Your tree might be tiny when first planted, but its roots and branches will soon spread out. Make sure it has space to grow. Flowering cherry trees are popular for smaller gardens for their showy spring flowers, fruit for birds and autumn leaves. Other trees suitable for smaller spaces include Crab Apple, Hazel, Blackthorn and Goat Apple, according to the Woodland Trust. Medium-sized tree options include Holly, Yew, Elder, Field Maple and Hawthorn. Look at what’s already growing successfully in your neighbours’ gardens for inspiration. Oaks and many of the maples, make large trees and are too tall for small gardens. Trees should only be planted where space allows.

What are the space constraints? Consider factors such as proximity to buildings, overhead power lines, underground drains, pavements and other trees. Make sure there is plenty of room for your tree to grow above and below ground. If power or telephone lines are above the planting location, you will be limited to a smaller mature height tree or need to plant elsewhere.

Site conditions

Choosing a tree that will thrive in your garden is key to its long-term survival.

Some trees will like full sun while others prefer some shade. Is it a sheltered or exposed (sun and wind) garden or close to the coast? Wind can dry out soils and even uproot newly planted trees. Most woody plants require full sunlight to grow but some perform well or even prefer light shade.

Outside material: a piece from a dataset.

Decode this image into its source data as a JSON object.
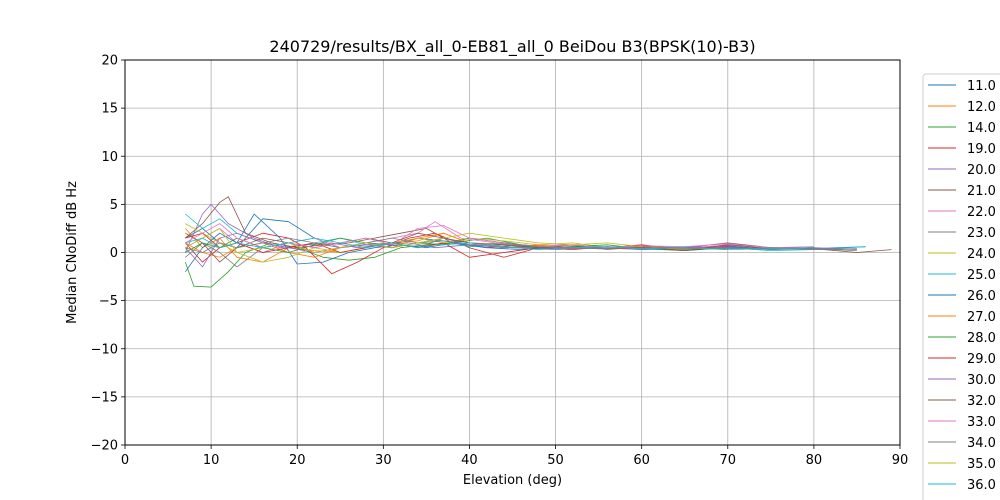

Is the area predominately wet or dry? Alder, Willow, Poplar and Swamp Cypress are best to plant for areas that get saturated for more than one week per year. Choosing the wrong tree for a water-logged area can cause root decay. Prunus, for example, hates wet sites.

Soil conditions

What is the soil like? Mostly chalk or clay? Take soil samples from your garden to test for pH (alkalinity or acidity), salinity and fertility.  Read up about preferred soil type of different trees.
Is it free-draining or occasionally flooded? Tree roots require oxygen and water to develop and thrive. If drainage is a problem, ask an arborist for advice on how to correct the problem.
How deep is the soil? Is the soil deep enough to sustain a tree healthily?  Check the soil depth by digging a test pit. Depending on the tree species, at least half a metre of soil is necessary. Trees will suffer in shallow soils

Other factors to consider

Is the tree exposed to extreme weather conditions? Hardiness rating – The Royal Horticultural Society (RHS) cold-hardiness rating runs from H1 (requires a heated greenhouse) to H7 able to withstand freezing temperatures below -20C
Deciduous or evergreen? Which is your preference?
Insect and disease resistance – Experts recommend buying trees that are produced from seed sourced and grown in the UK. Trees that are imported bring with them a higher risk of disease.

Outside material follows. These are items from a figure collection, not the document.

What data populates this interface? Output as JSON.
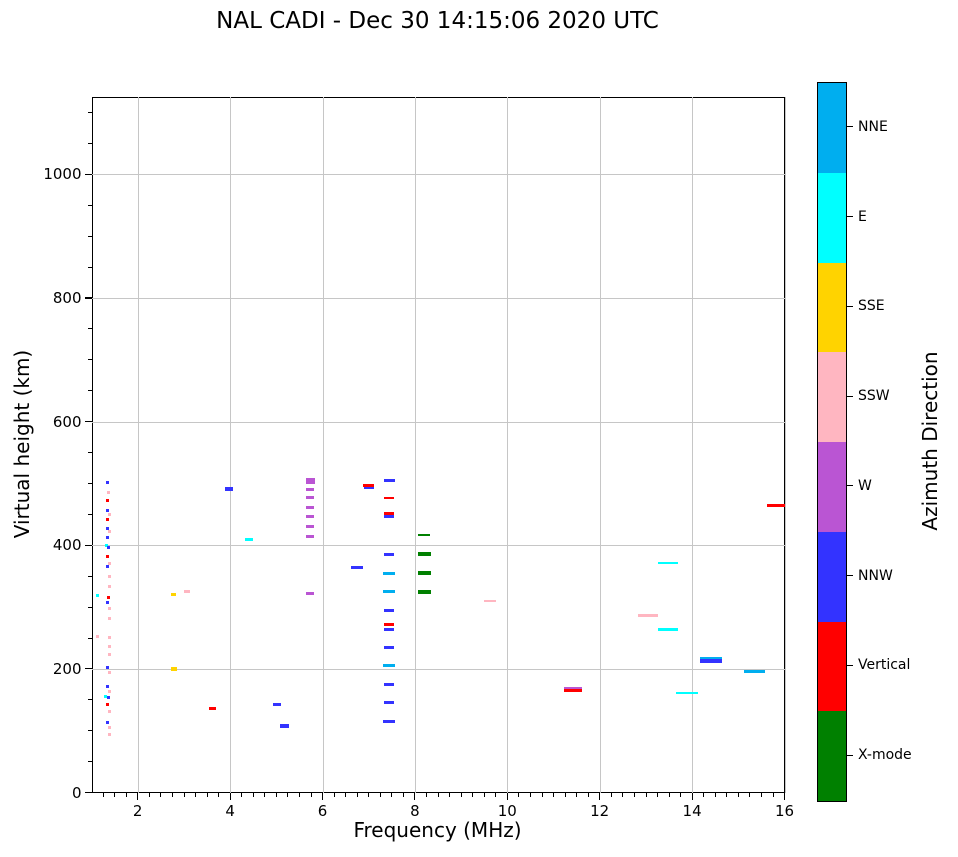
{
  "figure": {
    "title": "NAL CADI - Dec 30 14:15:06 2020 UTC"
  },
  "chart_data": {
    "type": "scatter",
    "title": "NAL CADI - Dec 30 14:15:06 2020 UTC",
    "xlabel": "Frequency (MHz)",
    "ylabel": "Virtual height (km)",
    "xlim": [
      1,
      16
    ],
    "ylim": [
      0,
      1125
    ],
    "xticks": [
      2,
      4,
      6,
      8,
      10,
      12,
      14,
      16
    ],
    "yticks": [
      0,
      200,
      400,
      600,
      800,
      1000
    ],
    "x_minor_step": 0.25,
    "y_minor_step": 50,
    "grid": true,
    "legend_position": "right-colorbar",
    "colorbar": {
      "label": "Azimuth Direction",
      "categories_top_to_bottom": [
        "NNE",
        "E",
        "SSE",
        "SSW",
        "W",
        "NNW",
        "Vertical",
        "X-mode"
      ]
    },
    "point_format": [
      "freq_mhz",
      "virtual_height_km",
      "marker_px_w",
      "marker_px_h"
    ],
    "series": [
      {
        "name": "NNE",
        "color": "#00AEEF",
        "points": [
          [
            7.45,
            355,
            12,
            3
          ],
          [
            7.45,
            325,
            12,
            3
          ],
          [
            7.45,
            205,
            12,
            3
          ],
          [
            14.4,
            217,
            22,
            2
          ],
          [
            15.35,
            195,
            21,
            3
          ]
        ]
      },
      {
        "name": "E",
        "color": "#00FFFF",
        "points": [
          [
            1.33,
            400,
            3,
            3
          ],
          [
            1.14,
            318,
            3,
            3
          ],
          [
            1.31,
            156,
            3,
            3
          ],
          [
            4.4,
            409,
            8,
            3
          ],
          [
            13.48,
            372,
            20,
            2
          ],
          [
            13.48,
            263,
            20,
            3
          ],
          [
            13.9,
            161,
            22,
            2
          ]
        ]
      },
      {
        "name": "SSE",
        "color": "#FFD300",
        "points": [
          [
            2.78,
            200,
            6,
            4
          ],
          [
            2.78,
            321,
            5,
            3
          ]
        ]
      },
      {
        "name": "SSW",
        "color": "#FFB6C1",
        "points": [
          [
            1.37,
            485,
            3,
            3
          ],
          [
            1.38,
            449,
            3,
            3
          ],
          [
            1.39,
            422,
            3,
            3
          ],
          [
            1.39,
            370,
            3,
            3
          ],
          [
            1.39,
            349,
            3,
            3
          ],
          [
            1.39,
            334,
            3,
            3
          ],
          [
            1.39,
            297,
            3,
            3
          ],
          [
            1.39,
            281,
            3,
            3
          ],
          [
            1.12,
            252,
            3,
            3
          ],
          [
            1.39,
            251,
            3,
            3
          ],
          [
            1.4,
            236,
            3,
            3
          ],
          [
            1.4,
            224,
            3,
            3
          ],
          [
            1.4,
            194,
            3,
            3
          ],
          [
            1.4,
            163,
            3,
            3
          ],
          [
            1.4,
            131,
            3,
            3
          ],
          [
            1.4,
            105,
            3,
            3
          ],
          [
            1.4,
            94,
            3,
            3
          ],
          [
            3.06,
            325,
            6,
            3
          ],
          [
            9.63,
            310,
            12,
            2
          ],
          [
            13.05,
            286,
            20,
            3
          ]
        ]
      },
      {
        "name": "W",
        "color": "#BA55D3",
        "points": [
          [
            5.73,
            504,
            9,
            6
          ],
          [
            5.73,
            490,
            8,
            3
          ],
          [
            5.73,
            477,
            8,
            3
          ],
          [
            5.73,
            461,
            8,
            3
          ],
          [
            5.73,
            446,
            8,
            3
          ],
          [
            5.73,
            430,
            8,
            3
          ],
          [
            5.73,
            414,
            8,
            3
          ],
          [
            5.73,
            322,
            8,
            3
          ],
          [
            11.43,
            168,
            18,
            3
          ]
        ]
      },
      {
        "name": "NNW",
        "color": "#3333FF",
        "points": [
          [
            1.35,
            502,
            3,
            3
          ],
          [
            1.35,
            456,
            3,
            3
          ],
          [
            1.35,
            427,
            3,
            3
          ],
          [
            1.35,
            412,
            3,
            3
          ],
          [
            1.36,
            397,
            3,
            3
          ],
          [
            1.35,
            365,
            3,
            3
          ],
          [
            1.35,
            307,
            3,
            3
          ],
          [
            1.35,
            202,
            3,
            3
          ],
          [
            1.35,
            171,
            3,
            3
          ],
          [
            1.36,
            154,
            3,
            3
          ],
          [
            1.35,
            113,
            3,
            3
          ],
          [
            3.98,
            491,
            8,
            4
          ],
          [
            5.02,
            142,
            8,
            3
          ],
          [
            5.17,
            108,
            9,
            4
          ],
          [
            6.75,
            364,
            12,
            3
          ],
          [
            7.01,
            493,
            10,
            2
          ],
          [
            7.45,
            505,
            11,
            3
          ],
          [
            7.45,
            446,
            10,
            3
          ],
          [
            7.45,
            385,
            10,
            3
          ],
          [
            7.45,
            294,
            10,
            3
          ],
          [
            7.45,
            264,
            10,
            3
          ],
          [
            7.45,
            235,
            10,
            3
          ],
          [
            7.45,
            175,
            10,
            3
          ],
          [
            7.45,
            145,
            10,
            3
          ],
          [
            7.45,
            115,
            12,
            3
          ],
          [
            14.4,
            213,
            22,
            4
          ]
        ]
      },
      {
        "name": "Vertical",
        "color": "#FF0000",
        "points": [
          [
            1.35,
            472,
            3,
            3
          ],
          [
            1.35,
            441,
            3,
            3
          ],
          [
            1.35,
            382,
            3,
            3
          ],
          [
            1.36,
            316,
            3,
            3
          ],
          [
            1.35,
            142,
            3,
            3
          ],
          [
            3.62,
            136,
            7,
            3
          ],
          [
            7.0,
            497,
            11,
            3
          ],
          [
            7.45,
            476,
            10,
            2
          ],
          [
            7.45,
            452,
            10,
            3
          ],
          [
            7.45,
            271,
            10,
            3
          ],
          [
            11.43,
            165,
            18,
            3
          ],
          [
            15.82,
            465,
            18,
            3
          ]
        ]
      },
      {
        "name": "X-mode",
        "color": "#008000",
        "points": [
          [
            8.2,
            416,
            12,
            2
          ],
          [
            8.2,
            386,
            13,
            4
          ],
          [
            8.2,
            355,
            13,
            4
          ],
          [
            8.2,
            325,
            13,
            4
          ]
        ]
      }
    ]
  }
}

Plant native species – once established native species require little maintenance or special treatment as they’re adapted to our weather conditions. 

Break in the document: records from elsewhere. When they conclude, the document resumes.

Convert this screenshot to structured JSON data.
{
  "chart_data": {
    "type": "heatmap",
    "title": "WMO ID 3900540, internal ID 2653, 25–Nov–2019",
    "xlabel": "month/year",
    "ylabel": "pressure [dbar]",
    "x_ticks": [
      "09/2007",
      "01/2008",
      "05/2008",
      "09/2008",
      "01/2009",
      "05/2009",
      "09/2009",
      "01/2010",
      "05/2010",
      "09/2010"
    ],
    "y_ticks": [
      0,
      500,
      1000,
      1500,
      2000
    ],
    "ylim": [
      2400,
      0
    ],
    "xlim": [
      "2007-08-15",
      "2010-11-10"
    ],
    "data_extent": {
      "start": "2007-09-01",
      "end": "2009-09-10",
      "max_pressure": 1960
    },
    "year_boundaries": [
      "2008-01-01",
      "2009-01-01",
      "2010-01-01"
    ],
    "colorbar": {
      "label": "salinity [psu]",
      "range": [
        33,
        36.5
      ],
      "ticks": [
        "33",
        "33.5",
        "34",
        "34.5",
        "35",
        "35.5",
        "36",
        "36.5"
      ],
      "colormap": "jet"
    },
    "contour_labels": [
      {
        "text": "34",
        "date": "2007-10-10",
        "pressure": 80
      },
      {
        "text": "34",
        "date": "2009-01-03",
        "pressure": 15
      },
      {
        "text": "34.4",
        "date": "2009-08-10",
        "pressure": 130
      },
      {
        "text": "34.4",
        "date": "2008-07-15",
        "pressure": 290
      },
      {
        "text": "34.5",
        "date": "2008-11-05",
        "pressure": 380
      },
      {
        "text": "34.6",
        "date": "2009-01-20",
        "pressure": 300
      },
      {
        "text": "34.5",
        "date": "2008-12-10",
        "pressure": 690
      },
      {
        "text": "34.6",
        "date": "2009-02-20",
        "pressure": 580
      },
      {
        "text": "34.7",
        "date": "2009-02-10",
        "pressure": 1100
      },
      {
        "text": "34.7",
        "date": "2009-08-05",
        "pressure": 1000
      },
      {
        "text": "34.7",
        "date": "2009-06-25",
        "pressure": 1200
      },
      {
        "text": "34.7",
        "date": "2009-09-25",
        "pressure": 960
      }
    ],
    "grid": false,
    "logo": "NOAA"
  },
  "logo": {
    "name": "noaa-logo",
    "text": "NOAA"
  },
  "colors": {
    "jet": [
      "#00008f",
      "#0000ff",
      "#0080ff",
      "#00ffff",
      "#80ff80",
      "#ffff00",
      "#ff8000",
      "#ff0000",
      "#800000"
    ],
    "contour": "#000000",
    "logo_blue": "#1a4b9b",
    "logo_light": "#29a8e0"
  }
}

Growing trees in containers

Planting trees in containers is becoming more popular, especially in small gardens or patio where space is limited. Container-grown trees can be used to frame entrances and to provide interesting focal points.  Top trees for containers include Japanese Maples, Olive, Bay Tree, dwarf conifer and and apple or pear grown as a fan, according to the RHS. While growing a tree in a container will restrict its size, it’s best to avoid fast-growing, large or vigorous trees as most will struggle in the restricted space. The container should be large enough to accommodate the mature tree. Remember pot plants need regular watering in the dry summer months and can be messy if the water runs out of the bottom.

Attractive, healthy trees can enhance the enjoyment of your property, boost its kerb appeal and improve air quality. Selecting the right tree for your garden can be daunting but many plant nurseries have experts to advise you.